Humanities Departmental Survey
Humanities scholars, foundations, and educational
policymakers lack important information about roughly one-third of the
disciplines that form the core of a liberal arts education. The absence of
basic empirical data has become a particularly urgent problem now, when new
economic, curricular, and ideological pressures threaten support for the
humanities.
The Humanities Departmental Survey seeks to fill this
gap in humanities data. It is a collaborative effort to collect, compare, and
analyze information from humanities departments across several academic
disciplines. Working with representatives from national humanities
organizations and disciplinary associations, such as the Modern Language
Association and the American Historical Association, project participants have
developed a survey instrument designed to bring consistency to already-existing
data collection efforts in the humanities.

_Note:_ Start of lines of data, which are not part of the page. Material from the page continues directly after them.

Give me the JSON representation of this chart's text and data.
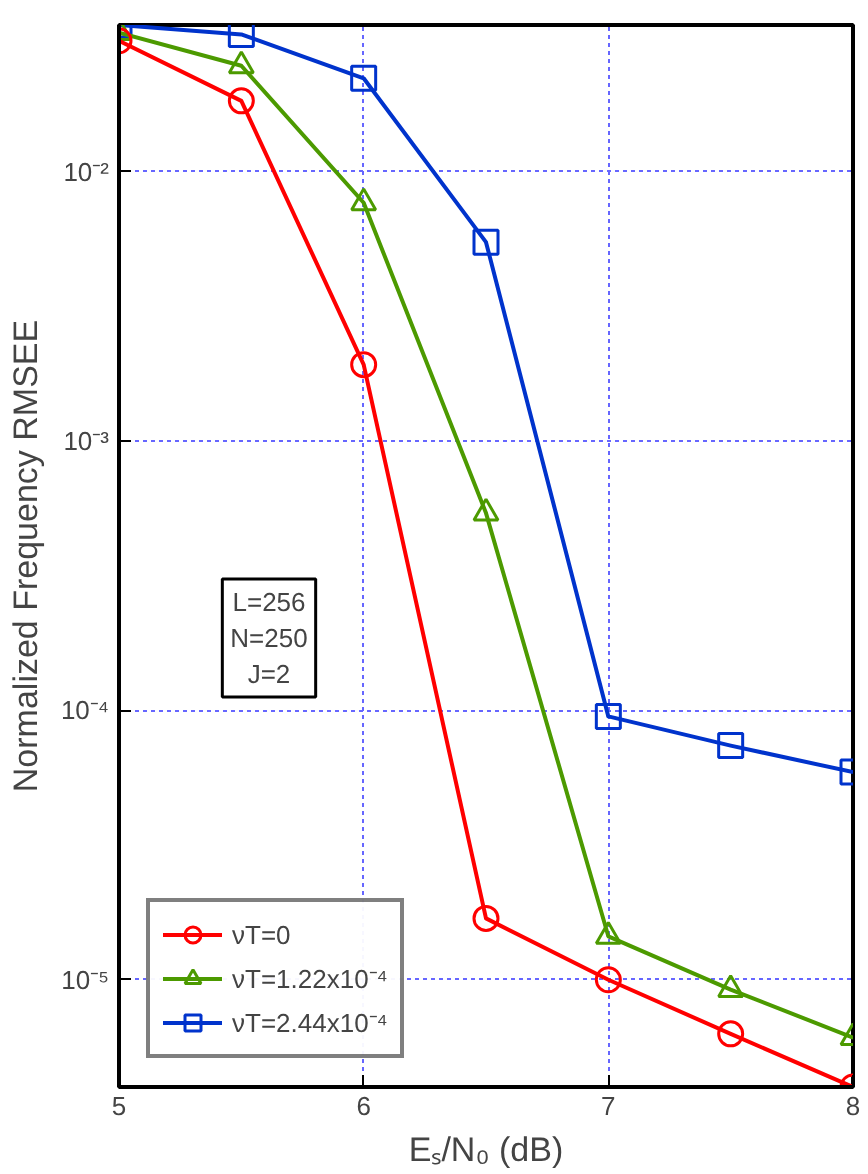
{
  "chart_data": {
    "type": "line",
    "xlabel": "Eₛ/N₀ (dB)",
    "ylabel": "Normalized Frequency RMSEE",
    "x": [
      5,
      5.5,
      6,
      6.5,
      7,
      7.5,
      8
    ],
    "series": [
      {
        "name": "νT=0",
        "color": "#ff0000",
        "marker": "circle",
        "values": [
          0.0306,
          0.0183,
          0.00192,
          1.69e-05,
          1e-05,
          6.3e-06,
          4e-06
        ]
      },
      {
        "name": "νT=1.22x10⁻⁴",
        "color": "#4c9a00",
        "marker": "triangle",
        "values": [
          0.0328,
          0.0247,
          0.00766,
          0.00054,
          1.45e-05,
          9.2e-06,
          6.1e-06
        ]
      },
      {
        "name": "νT=2.44x10⁻⁴",
        "color": "#0033cc",
        "marker": "square",
        "values": [
          0.035,
          0.0323,
          0.0222,
          0.00547,
          9.5e-05,
          7.4e-05,
          5.9e-05
        ]
      }
    ],
    "log": "y",
    "xlim": [
      5,
      8
    ],
    "ylim": [
      4e-06,
      0.035
    ],
    "xticks": [
      5,
      6,
      7,
      8
    ],
    "yticks": [
      {
        "value": 1e-05,
        "label": "10⁻⁵"
      },
      {
        "value": 0.0001,
        "label": "10⁻⁴"
      },
      {
        "value": 0.001,
        "label": "10⁻³"
      },
      {
        "value": 0.01,
        "label": "10⁻²"
      }
    ],
    "grid": true,
    "legend": "bottom left",
    "line_style": "solid",
    "annotations": [
      "L=256\nN=250\nJ=2"
    ]
  }
}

The survey will be administered during the 2007-2008
academic year to approximately 1,100 departments in the humanities. The
disciplines to be surveyed are: history, English, foreign languages and
literatures, art history, linguistics, and religion. The survey will gather
various data in each discipline, including the number and nature of faculty;
the distribution of teaching loads; the number of undergraduate majors and
minors; and jobs secured by graduates. The survey also will
identify other areas of concern that can be used to produce indicators of
the health of the humanities in higher education.

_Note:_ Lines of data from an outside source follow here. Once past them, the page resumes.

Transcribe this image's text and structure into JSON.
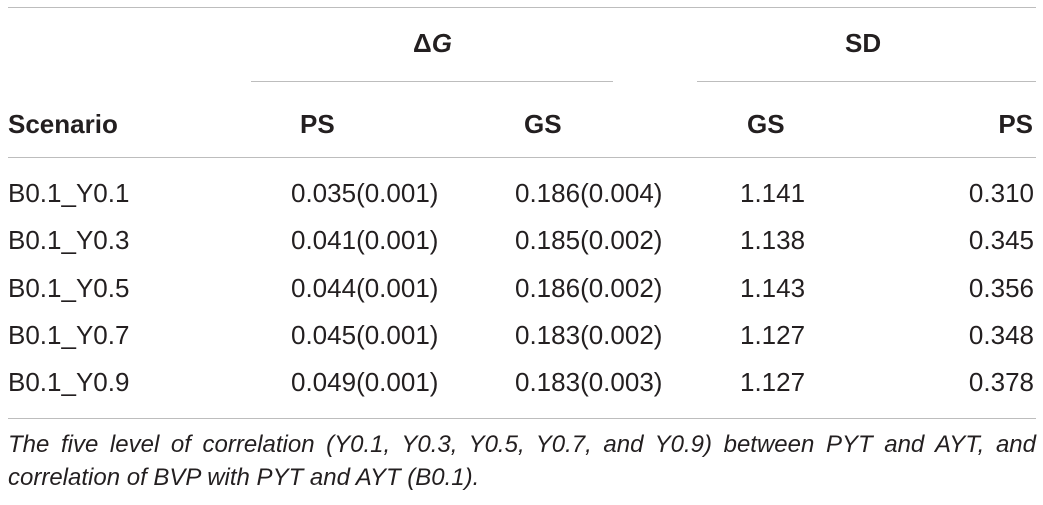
{
  "table": {
    "group_headers": {
      "delta_symbol": "Δ",
      "delta_var": "G",
      "sd": "SD"
    },
    "columns": [
      "Scenario",
      "PS",
      "GS",
      "GS",
      "PS"
    ],
    "rows": [
      [
        "B0.1_Y0.1",
        "0.035(0.001)",
        "0.186(0.004)",
        "1.141",
        "0.310"
      ],
      [
        "B0.1_Y0.3",
        "0.041(0.001)",
        "0.185(0.002)",
        "1.138",
        "0.345"
      ],
      [
        "B0.1_Y0.5",
        "0.044(0.001)",
        "0.186(0.002)",
        "1.143",
        "0.356"
      ],
      [
        "B0.1_Y0.7",
        "0.045(0.001)",
        "0.183(0.002)",
        "1.127",
        "0.348"
      ],
      [
        "B0.1_Y0.9",
        "0.049(0.001)",
        "0.183(0.003)",
        "1.127",
        "0.378"
      ]
    ],
    "caption": "The five level of correlation (Y0.1, Y0.3, Y0.5, Y0.7, and Y0.9) between PYT and AYT, and correlation of BVP with PYT and AYT (B0.1)."
  }
}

The collected information will be compiled, sorted, and
analyzed along with data gathered independently in 2006 from political science
departments. The results will be made available electronically. The long-term
goal is to incorporate the data into the
Humanities Indicators, also part of the Academy’s Initiative for
Humanities and Culture.
The Humanities Departmental Survey received funding from the William and Flora Hewlett Foundation and the Teagle Foundation.